At 6’6″ and 220 pounds, the 21-year-old has no reason to fear resistance on his fierce drives to the hoop, but should he need a breather, going to the well and discovering a move as dynamic as this one shouldn’t be a frowned upon option.
I read a great New Yorker article a few months ago about viral pandemics. How if there ever were a category in Jeopardy called “Human Race Extinction”, they’d be the answer to every question. That was the gist. We fear so many destructive forces: Terrorism/nuclear war, worldwide food and water shortages, global warming, a giant meteorite slicing through our atmosphere and emptying the Atlantic Ocean like an overweight uncle cannon balling into an above ground swimming pool. But the most dangerous thing of all could be sitting inside a Drill Monkey somewhere deep in a Cameroon jungle. Right now. As you read this.
On that solemn note I’ve widely overreached my point, which is this: Flopping in the NBA has become an unstoppable, far reaching rash. Where it started is anybody’s guess (although a staggering amount of evidence points just north of the Adriatic Sea). Players are being rewarded at a greater rate than ever before for an inability to play defense. It’s a travesty, really. I love J.J. Barea, but because he’s 5’7″ and can’t guard most of his opponents straight up doesn’t give him the right to flop all over the floor. I’m not blaming him by any means—it’d be idiotic to question the guy’s heart or toughness—but accountability should be directed at something tangible, and that happens to be the NBA’s league office. David Stern directs it all like a motion picture; he doesn’t like flopping, boom, it’s edited out.
It may be too late, but if it isn’t, basketball needs to make like hockey and soccer and penalize players who purposefully and blatantly play the referee instead of the man they’re guarding. The notion that flopping has become its own art form is vomit inducing.
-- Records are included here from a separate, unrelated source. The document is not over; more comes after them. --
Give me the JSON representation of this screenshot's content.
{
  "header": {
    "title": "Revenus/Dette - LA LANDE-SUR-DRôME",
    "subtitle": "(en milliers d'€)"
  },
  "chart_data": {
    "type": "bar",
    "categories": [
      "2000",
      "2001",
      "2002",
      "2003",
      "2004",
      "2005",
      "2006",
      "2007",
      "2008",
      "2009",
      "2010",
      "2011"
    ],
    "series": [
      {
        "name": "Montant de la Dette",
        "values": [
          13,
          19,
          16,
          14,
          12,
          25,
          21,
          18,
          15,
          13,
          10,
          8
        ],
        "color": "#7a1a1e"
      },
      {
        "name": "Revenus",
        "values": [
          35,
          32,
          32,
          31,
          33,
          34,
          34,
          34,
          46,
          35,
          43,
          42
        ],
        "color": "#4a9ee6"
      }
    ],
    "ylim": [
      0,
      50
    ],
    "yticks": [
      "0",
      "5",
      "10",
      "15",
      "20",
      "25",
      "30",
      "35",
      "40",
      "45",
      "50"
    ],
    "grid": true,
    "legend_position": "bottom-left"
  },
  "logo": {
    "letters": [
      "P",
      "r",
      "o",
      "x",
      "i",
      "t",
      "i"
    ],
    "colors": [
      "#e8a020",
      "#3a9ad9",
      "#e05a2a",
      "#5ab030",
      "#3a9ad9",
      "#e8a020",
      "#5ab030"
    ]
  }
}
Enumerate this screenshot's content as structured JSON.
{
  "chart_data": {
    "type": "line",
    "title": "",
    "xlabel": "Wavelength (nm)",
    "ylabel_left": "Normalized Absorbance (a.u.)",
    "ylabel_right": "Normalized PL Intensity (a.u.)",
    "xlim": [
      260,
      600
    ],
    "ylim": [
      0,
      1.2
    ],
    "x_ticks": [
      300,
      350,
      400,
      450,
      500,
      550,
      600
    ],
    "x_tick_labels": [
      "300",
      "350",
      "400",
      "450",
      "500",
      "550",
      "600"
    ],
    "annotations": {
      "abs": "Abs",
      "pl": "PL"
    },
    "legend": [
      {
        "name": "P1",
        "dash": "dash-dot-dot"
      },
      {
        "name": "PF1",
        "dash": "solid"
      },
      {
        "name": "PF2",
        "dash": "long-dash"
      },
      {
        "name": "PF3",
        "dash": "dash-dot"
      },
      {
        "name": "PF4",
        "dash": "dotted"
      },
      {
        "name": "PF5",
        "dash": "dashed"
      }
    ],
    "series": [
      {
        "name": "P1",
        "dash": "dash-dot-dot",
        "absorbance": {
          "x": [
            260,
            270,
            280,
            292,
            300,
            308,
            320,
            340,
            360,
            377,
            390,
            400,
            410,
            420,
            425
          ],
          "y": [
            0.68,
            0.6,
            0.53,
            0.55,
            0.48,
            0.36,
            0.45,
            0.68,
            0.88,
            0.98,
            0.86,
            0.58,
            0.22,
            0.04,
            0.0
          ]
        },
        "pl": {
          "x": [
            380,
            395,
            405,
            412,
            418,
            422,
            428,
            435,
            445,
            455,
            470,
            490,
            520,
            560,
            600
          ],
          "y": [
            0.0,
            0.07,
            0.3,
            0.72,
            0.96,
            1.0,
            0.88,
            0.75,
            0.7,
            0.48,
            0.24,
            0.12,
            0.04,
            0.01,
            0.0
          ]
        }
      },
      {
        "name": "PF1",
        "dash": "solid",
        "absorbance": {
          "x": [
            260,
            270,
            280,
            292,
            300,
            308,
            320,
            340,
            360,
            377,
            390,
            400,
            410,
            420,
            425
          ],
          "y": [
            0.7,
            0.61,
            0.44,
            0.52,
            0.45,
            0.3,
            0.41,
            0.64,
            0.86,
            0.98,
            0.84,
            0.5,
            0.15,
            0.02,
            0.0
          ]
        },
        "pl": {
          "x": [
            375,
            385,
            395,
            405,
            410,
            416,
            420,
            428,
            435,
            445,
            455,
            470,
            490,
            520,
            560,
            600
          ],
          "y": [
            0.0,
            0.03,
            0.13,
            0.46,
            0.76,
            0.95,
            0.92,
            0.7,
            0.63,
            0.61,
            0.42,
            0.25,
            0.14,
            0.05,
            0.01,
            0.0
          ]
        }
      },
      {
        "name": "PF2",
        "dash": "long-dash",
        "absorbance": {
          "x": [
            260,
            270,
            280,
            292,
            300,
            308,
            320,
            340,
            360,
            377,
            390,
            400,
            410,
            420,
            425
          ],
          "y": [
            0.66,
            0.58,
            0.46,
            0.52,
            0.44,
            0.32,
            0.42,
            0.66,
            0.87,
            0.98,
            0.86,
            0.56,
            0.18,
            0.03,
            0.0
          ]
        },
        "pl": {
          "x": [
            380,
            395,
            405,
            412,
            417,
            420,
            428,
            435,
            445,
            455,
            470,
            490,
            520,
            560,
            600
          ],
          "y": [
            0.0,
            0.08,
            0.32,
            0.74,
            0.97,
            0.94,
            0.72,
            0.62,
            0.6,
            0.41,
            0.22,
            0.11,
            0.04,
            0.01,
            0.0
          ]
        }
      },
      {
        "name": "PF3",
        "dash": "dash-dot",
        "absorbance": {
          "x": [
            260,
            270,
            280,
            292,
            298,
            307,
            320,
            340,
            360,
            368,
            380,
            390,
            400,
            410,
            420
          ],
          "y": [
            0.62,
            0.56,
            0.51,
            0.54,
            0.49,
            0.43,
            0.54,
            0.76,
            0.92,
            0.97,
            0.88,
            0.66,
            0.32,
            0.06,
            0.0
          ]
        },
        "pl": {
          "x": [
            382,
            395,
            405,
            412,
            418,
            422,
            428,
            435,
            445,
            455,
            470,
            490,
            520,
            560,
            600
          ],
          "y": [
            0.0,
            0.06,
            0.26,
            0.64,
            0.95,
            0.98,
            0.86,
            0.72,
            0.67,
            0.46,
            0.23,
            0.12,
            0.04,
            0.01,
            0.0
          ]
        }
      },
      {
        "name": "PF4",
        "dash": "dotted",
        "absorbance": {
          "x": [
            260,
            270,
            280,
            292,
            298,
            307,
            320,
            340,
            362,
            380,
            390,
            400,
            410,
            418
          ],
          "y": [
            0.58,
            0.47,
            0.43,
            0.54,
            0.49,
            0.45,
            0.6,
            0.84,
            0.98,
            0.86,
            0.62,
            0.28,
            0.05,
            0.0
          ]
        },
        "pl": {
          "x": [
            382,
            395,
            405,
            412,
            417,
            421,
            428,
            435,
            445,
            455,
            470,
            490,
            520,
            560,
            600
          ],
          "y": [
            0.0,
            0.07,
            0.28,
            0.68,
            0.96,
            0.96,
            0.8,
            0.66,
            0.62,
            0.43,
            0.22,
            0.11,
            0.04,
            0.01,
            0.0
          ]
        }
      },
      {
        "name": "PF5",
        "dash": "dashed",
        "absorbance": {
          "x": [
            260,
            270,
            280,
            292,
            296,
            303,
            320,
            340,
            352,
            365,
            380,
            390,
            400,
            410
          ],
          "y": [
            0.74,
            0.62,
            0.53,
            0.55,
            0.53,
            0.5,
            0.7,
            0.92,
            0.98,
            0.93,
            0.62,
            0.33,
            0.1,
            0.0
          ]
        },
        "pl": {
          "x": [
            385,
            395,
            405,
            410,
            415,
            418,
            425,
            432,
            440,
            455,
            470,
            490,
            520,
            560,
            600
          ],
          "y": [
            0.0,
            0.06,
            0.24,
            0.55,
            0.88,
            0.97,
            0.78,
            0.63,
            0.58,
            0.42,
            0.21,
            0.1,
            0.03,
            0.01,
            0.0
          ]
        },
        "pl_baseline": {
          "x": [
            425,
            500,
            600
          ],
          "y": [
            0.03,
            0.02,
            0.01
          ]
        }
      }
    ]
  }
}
In actuality, all it does is water the league down with lesser talented players who’ve no choice but to act their way towards a foul if they want floor time. (Hello Derek Fisher.) It’s become so ingrained in the game, the most talented player in the world would rather receive assistance from an official than blow by Brendan Haywood.
I love Tyreke’s move not because it’s unique or capable of taking a breath away. Not because Tyreke Evans is my favorite basketball player (he isn’t). Not because Jerryd Bayless broke many a spell-check with the particulars of his first name (he has). Bayless knows he can’t guard Evans. Evans knows Bayless can’t guard him. The moment Tyreke initiates his move, Jerryd gives such effort in trying to sell an offensive foul he nearly pops out a teammate’s kneecap. I love this move because it stands for something. The referee’s swallowing of his whistle, leading to stinging embarrassment no basketball player wants to experience twice. It’s only a moment, but that one seemingly insignificant sequence represents one day ridding the league of something that’s dangerously close to ruining basketball’s integrity. Something needs to happen soon. We need a cure.